If you’re looking for something unique to serve at a party, this is it. One batch of dough will make dozens of mini donuts, which cook quickly in just a couple inches of canola oil heated in a deep pot. It should be hot, but not smoking – test its readiness by dipping a small piece of bread in – it should sizzle around it. Roll out the dough and cut it with the open end of a shot glass – it will make perfectly-sized mini donuts – and poke holes through with a straw or your finger. When cooking them, don’t crowd the pot, or you’ll cool down the oil. Cook a few (or several, if your pot is big) at a time and flip as they turn golden, then remove with a slotted spoon to paper towels to drain, then into a shallow dish of sugar spiked with cinnamon. Serve warm, in paper cups or bags, if you get the chance – most likely your guests will hover around the stove and eat them as soon as they’re cool enough to touch.
Homemade Mini Donuts
1 package active dry yeast; instant if you’re in a rush (2 tsp.)
2 Tbsp. warm water
3 1/4 cups all-purpose flour, plus additional for sprinkling and rolling out dough (use half whole-wheat if you like)
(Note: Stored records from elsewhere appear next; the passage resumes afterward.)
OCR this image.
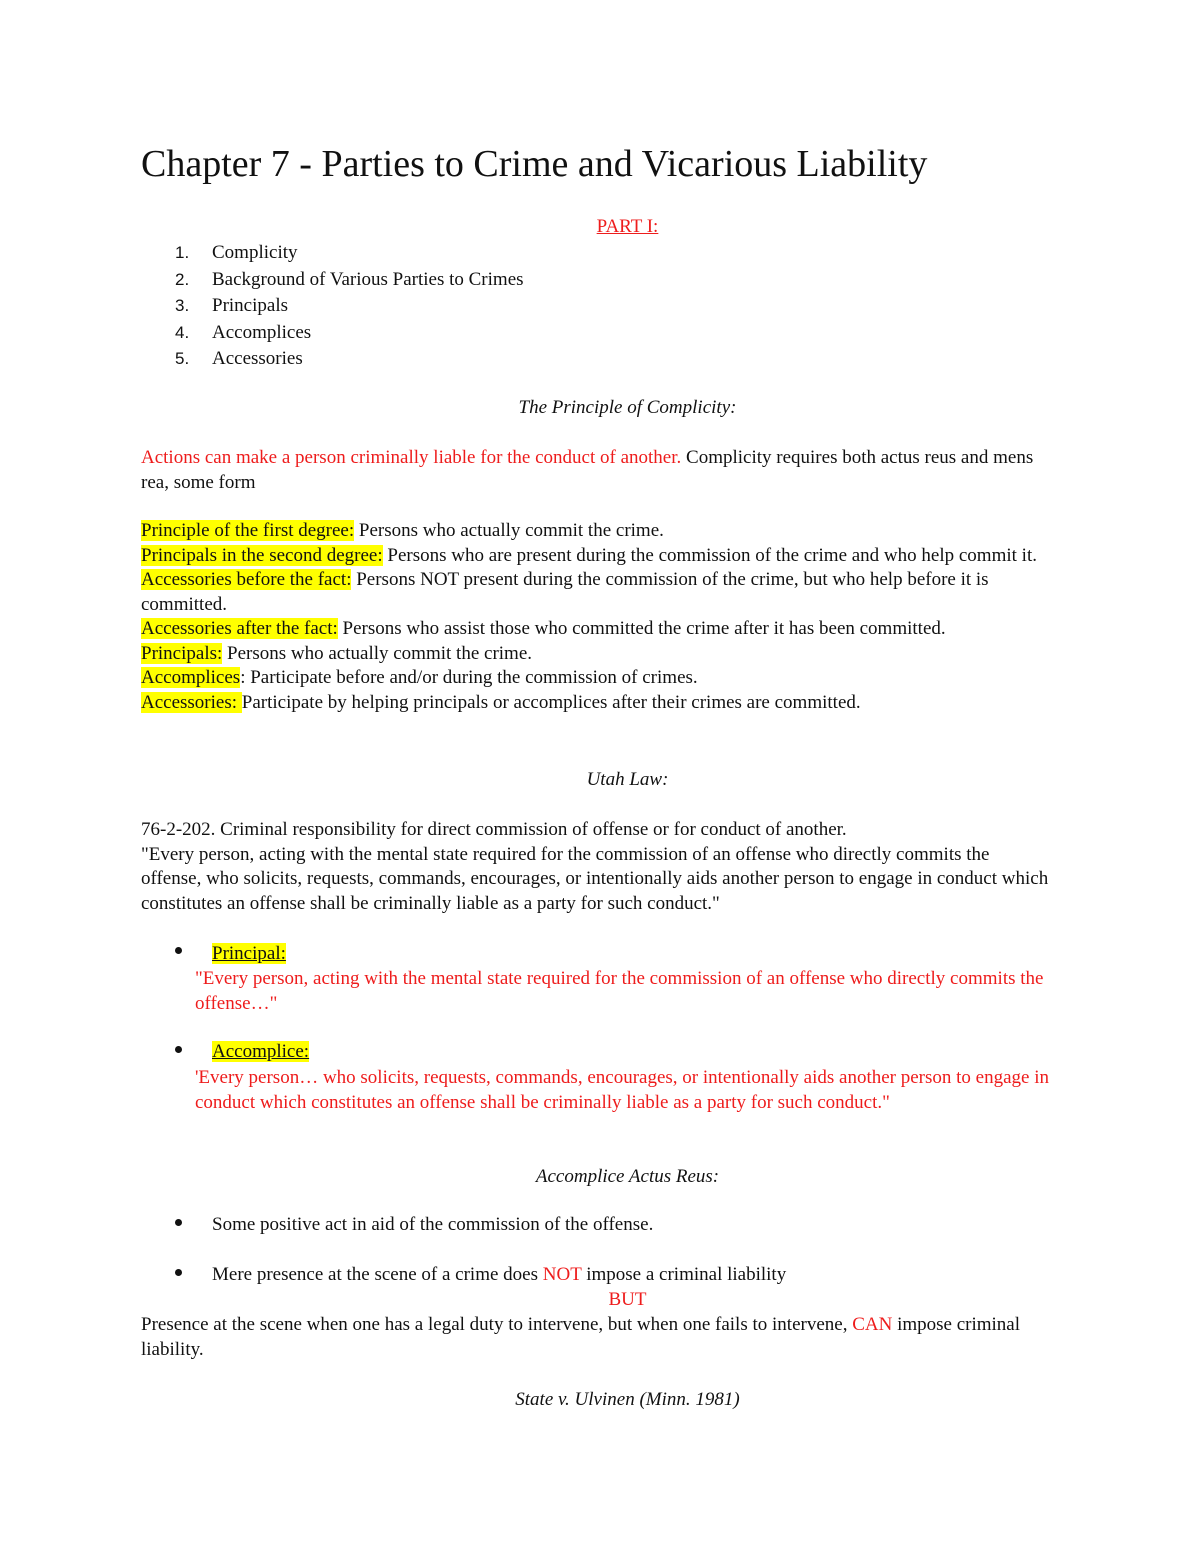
Chapter 7 - Parties to Crime and Vicarious Liability

PART I:

1. Complicity
2. Background of Various Parties to Crimes
3. Principals
4. Accomplices
5. Accessories

The Principle of Complicity:

Actions can make a person criminally liable for the conduct of another. Complicity requires both actus reus and mens rea, some form

Principle of the first degree: Persons who actually commit the crime.
Principals in the second degree: Persons who are present during the commission of the crime and who help commit it.
Accessories before the fact: Persons NOT present during the commission of the crime, but who help before it is committed.
Accessories after the fact: Persons who assist those who committed the crime after it has been committed.
Principals: Persons who actually commit the crime.
Accomplices: Participate before and/or during the commission of crimes.
Accessories: Participate by helping principals or accomplices after their crimes are committed.

Utah Law:

76-2-202. Criminal responsibility for direct commission of offense or for conduct of another.
"Every person, acting with the mental state required for the commission of an offense who directly commits the offense, who solicits, requests, commands, encourages, or intentionally aids another person to engage in conduct which constitutes an offense shall be criminally liable as a party for such conduct."
Principal:
"Every person, acting with the mental state required for the commission of an offense who directly commits the offense…"
Accomplice:
'Every person… who solicits, requests, commands, encourages, or intentionally aids another person to engage in conduct which constitutes an offense shall be criminally liable as a party for such conduct."

Accomplice Actus Reus:

Some positive act in aid of the commission of the offense.
Mere presence at the scene of a crime does NOT impose a criminal liability

BUT

Presence at the scene when one has a legal duty to intervene, but when one fails to intervene, CAN impose criminal liability.

State v. Ulvinen (Minn. 1981)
1 cup milk, at room temperature
2-4 Tbsp. butter or non-hydrogenated margarine, softened
1 large egg
2 Tbsp. sugar
1 tsp. salt
canola oil, for frying
cinnamon-sugar, for dipping (spike sugar with as much cinnamon as you like)
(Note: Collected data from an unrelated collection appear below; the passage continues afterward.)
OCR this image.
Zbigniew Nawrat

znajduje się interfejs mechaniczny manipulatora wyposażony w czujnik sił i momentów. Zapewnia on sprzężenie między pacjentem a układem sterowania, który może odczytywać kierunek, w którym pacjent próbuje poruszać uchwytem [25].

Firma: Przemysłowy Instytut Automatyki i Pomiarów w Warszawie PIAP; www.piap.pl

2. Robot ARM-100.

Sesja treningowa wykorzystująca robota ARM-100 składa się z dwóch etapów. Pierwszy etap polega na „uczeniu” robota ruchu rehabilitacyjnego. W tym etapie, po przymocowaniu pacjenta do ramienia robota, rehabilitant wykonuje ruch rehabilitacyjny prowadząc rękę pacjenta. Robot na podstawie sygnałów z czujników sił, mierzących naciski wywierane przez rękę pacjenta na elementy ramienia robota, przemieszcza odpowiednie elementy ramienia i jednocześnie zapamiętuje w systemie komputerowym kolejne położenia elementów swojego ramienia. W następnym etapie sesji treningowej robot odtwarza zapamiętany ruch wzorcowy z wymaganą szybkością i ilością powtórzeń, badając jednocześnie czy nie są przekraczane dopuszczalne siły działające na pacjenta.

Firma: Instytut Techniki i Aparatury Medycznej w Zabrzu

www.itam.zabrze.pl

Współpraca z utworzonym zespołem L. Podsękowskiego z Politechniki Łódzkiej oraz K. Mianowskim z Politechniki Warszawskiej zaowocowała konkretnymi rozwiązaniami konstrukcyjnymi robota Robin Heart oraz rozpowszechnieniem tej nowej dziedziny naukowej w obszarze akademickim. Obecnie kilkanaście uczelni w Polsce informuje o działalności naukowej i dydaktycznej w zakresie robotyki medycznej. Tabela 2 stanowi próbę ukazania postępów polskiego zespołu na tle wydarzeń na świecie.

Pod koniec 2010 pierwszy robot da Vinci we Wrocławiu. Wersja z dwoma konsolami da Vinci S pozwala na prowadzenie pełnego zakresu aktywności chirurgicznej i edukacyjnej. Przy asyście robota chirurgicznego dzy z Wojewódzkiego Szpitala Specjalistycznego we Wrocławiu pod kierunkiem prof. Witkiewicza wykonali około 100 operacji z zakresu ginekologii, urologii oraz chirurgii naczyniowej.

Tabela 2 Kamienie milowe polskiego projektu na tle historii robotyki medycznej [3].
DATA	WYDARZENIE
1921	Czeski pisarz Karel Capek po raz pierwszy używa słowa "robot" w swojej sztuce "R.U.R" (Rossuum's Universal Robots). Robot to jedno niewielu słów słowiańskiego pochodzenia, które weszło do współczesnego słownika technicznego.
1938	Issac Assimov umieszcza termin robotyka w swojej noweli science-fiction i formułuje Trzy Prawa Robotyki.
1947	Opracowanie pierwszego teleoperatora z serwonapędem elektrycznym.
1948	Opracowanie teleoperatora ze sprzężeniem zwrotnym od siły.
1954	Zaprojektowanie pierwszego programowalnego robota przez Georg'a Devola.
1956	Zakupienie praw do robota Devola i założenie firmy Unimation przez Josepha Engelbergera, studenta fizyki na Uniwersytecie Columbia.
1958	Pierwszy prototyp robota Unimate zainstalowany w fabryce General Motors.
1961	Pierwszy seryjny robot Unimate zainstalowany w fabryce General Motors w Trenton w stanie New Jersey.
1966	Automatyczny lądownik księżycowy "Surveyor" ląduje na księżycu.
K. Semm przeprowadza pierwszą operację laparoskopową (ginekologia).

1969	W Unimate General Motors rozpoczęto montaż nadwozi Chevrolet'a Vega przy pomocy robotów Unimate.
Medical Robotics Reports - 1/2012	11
In a large bowl, stir together the yeast and water; set it aside for 5 minutes, until it’s foamy. (If it doesn’t foam, throw it out and buy fresh yeast. It won’t foam much, but if it just sits there and does nothing, it’s inactive.) Add the flour, milk, butter, egg, sugar and salt, and stir until you have a soft, sticky dough. Stir for a minute or two, then cover and set aside for an hour, if you have time and aren’t at a 10th birthday party.
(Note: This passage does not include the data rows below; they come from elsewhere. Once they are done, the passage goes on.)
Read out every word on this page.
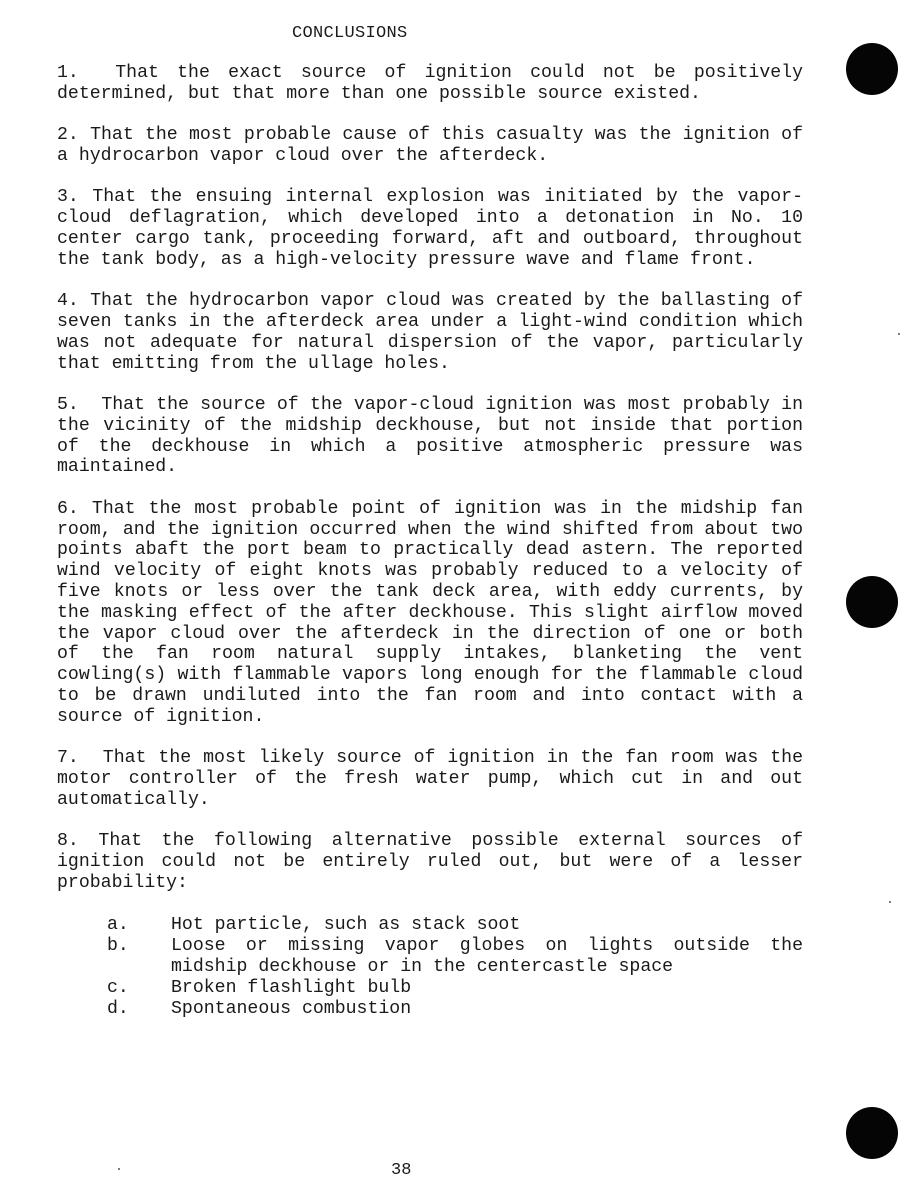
CONCLUSIONS

1. That the exact source of ignition could not be positively determined, but that more than one possible source existed.

2. That the most probable cause of this casualty was the ignition of a hydrocarbon vapor cloud over the afterdeck.

3. That the ensuing internal explosion was initiated by the vapor-cloud deflagration, which developed into a detonation in No. 10 center cargo tank, proceeding forward, aft and outboard, throughout the tank body, as a high-velocity pressure wave and flame front.

4. That the hydrocarbon vapor cloud was created by the ballasting of seven tanks in the afterdeck area under a light-wind condition which was not adequate for natural dispersion of the vapor, particularly that emitting from the ullage holes.

5. That the source of the vapor-cloud ignition was most probably in the vicinity of the midship deckhouse, but not inside that portion of the deckhouse in which a positive atmospheric pressure was maintained.

6. That the most probable point of ignition was in the midship fan room, and the ignition occurred when the wind shifted from about two points abaft the port beam to practically dead astern. The reported wind velocity of eight knots was probably reduced to a velocity of five knots or less over the tank deck area, with eddy currents, by the masking effect of the after deckhouse. This slight airflow moved the vapor cloud over the afterdeck in the direction of one or both of the fan room natural supply intakes, blanketing the vent cowling(s) with flammable vapors long enough for the flammable cloud to be drawn undiluted into the fan room and into contact with a source of ignition.

7. That the most likely source of ignition in the fan room was the motor controller of the fresh water pump, which cut in and out automatically.

8. That the following alternative possible external sources of ignition could not be entirely ruled out, but were of a lesser probability:
a.	Hot particle, such as stack soot
b.	Loose or missing vapor globes on lights outside the midship deckhouse or in the centercastle space
c.	Broken flashlight bulb
d.	Spontaneous combustion
38
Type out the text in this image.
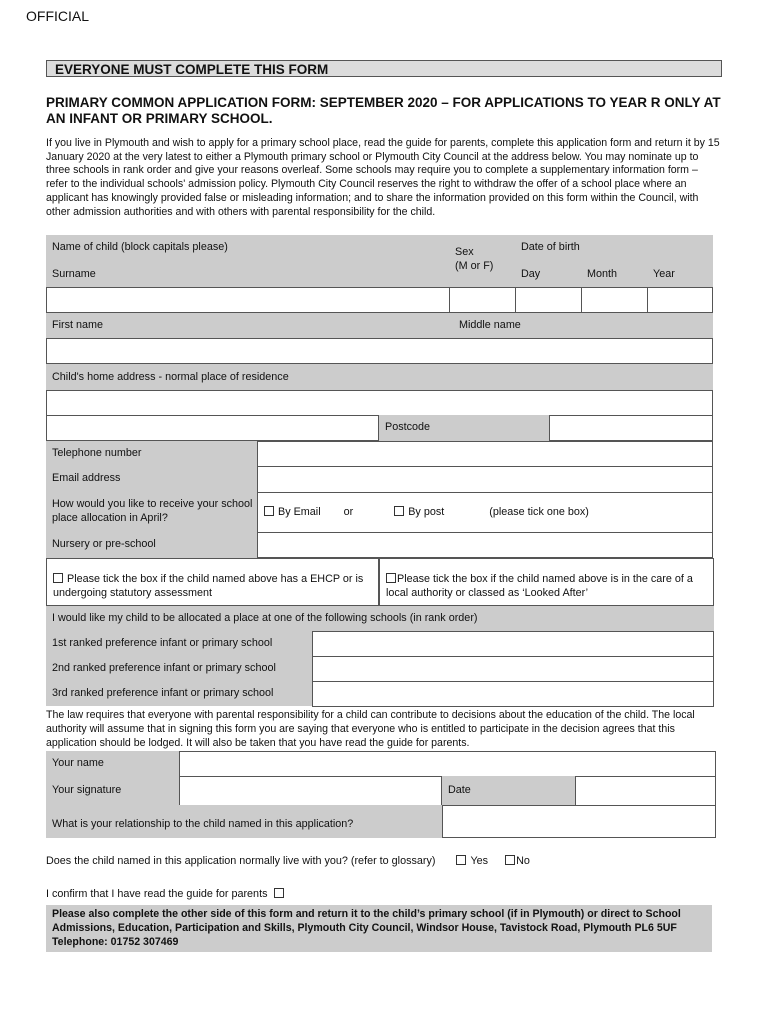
OFFICIAL
EVERYONE MUST COMPLETE THIS FORM
PRIMARY COMMON APPLICATION FORM: SEPTEMBER 2020 – FOR APPLICATIONS TO YEAR R ONLY AT AN INFANT OR PRIMARY SCHOOL.
If you live in Plymouth and wish to apply for a primary school place, read the guide for parents, complete this application form and return it by 15 January 2020 at the very latest to either a Plymouth primary school or Plymouth City Council at the address below. You may nominate up to three schools in rank order and give your reasons overleaf. Some schools may require you to complete a supplementary information form – refer to the individual schools' admission policy. Plymouth City Council reserves the right to withdraw the offer of a school place where an applicant has knowingly provided false or misleading information; and to share the information provided on this form within the Council, with other admission authorities and with others with parental responsibility for the child.
Name of child (block capitals please)
Surname
Sex
(M or F)
Date of birth
Day	Month	Year
First name	Middle name
Child's home address - normal place of residence
Postcode
Telephone number
Email address
How would you like to receive your school place allocation in April?	By Email or	By post	(please tick one box)
Nursery or pre-school
Please tick the box if the child named above has a EHCP or is undergoing statutory assessment
Please tick the box if the child named above is in the care of a local authority or classed as ‘Looked After’
I would like my child to be allocated a place at one of the following schools (in rank order)
1st ranked preference infant or primary school
2nd ranked preference infant or primary school
3rd ranked preference infant or primary school
The law requires that everyone with parental responsibility for a child can contribute to decisions about the education of the child. The local authority will assume that in signing this form you are saying that everyone who is entitled to participate in the decision agrees that this application should be lodged. It will also be taken that you have read the guide for parents.
Your name
Your signature	Date
What is your relationship to the child named in this application?
Does the child named in this application normally live with you? (refer to glossary)	Yes	No
I confirm that I have read the guide for parents
Please also complete the other side of this form and return it to the child’s primary school (if in Plymouth) or direct to School Admissions, Education, Participation and Skills, Plymouth City Council, Windsor House, Tavistock Road, Plymouth PL6 5UF Telephone: 01752 307469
Turn the dough out onto a lightly floured surface and pat with floured hands until it’s about 1/2 inch thick. Cut out as many rounds as possible with the rim of a shot glass, and poke a hole in each with your finger, stretching it out a bit as it will puff up as it cooks, closing the hole somewhat. If you like, cover with a kitchen towel and let them rise for another 20-30 minutes (this isn’t necessary, but will produce lighter doughnuts).
Heat about 2” of oil in a deep, heavy saucepan until it’s hot but not smoking. You’ll know when it’s hot enough by dipping in a piece of bread or a bit of dough – it should start sizzling right away. If the oil is too cool, they will take too long to cook and will absorb too much oil, making them heavy.
Cook doughnuts 2 at a time, turning occasionally with tongs or a slotted spoon, until puffed and golden brown, about 2 minutes per batch. Transfer to paper towels to drain, then toss in cinnamon-sugar while still warm.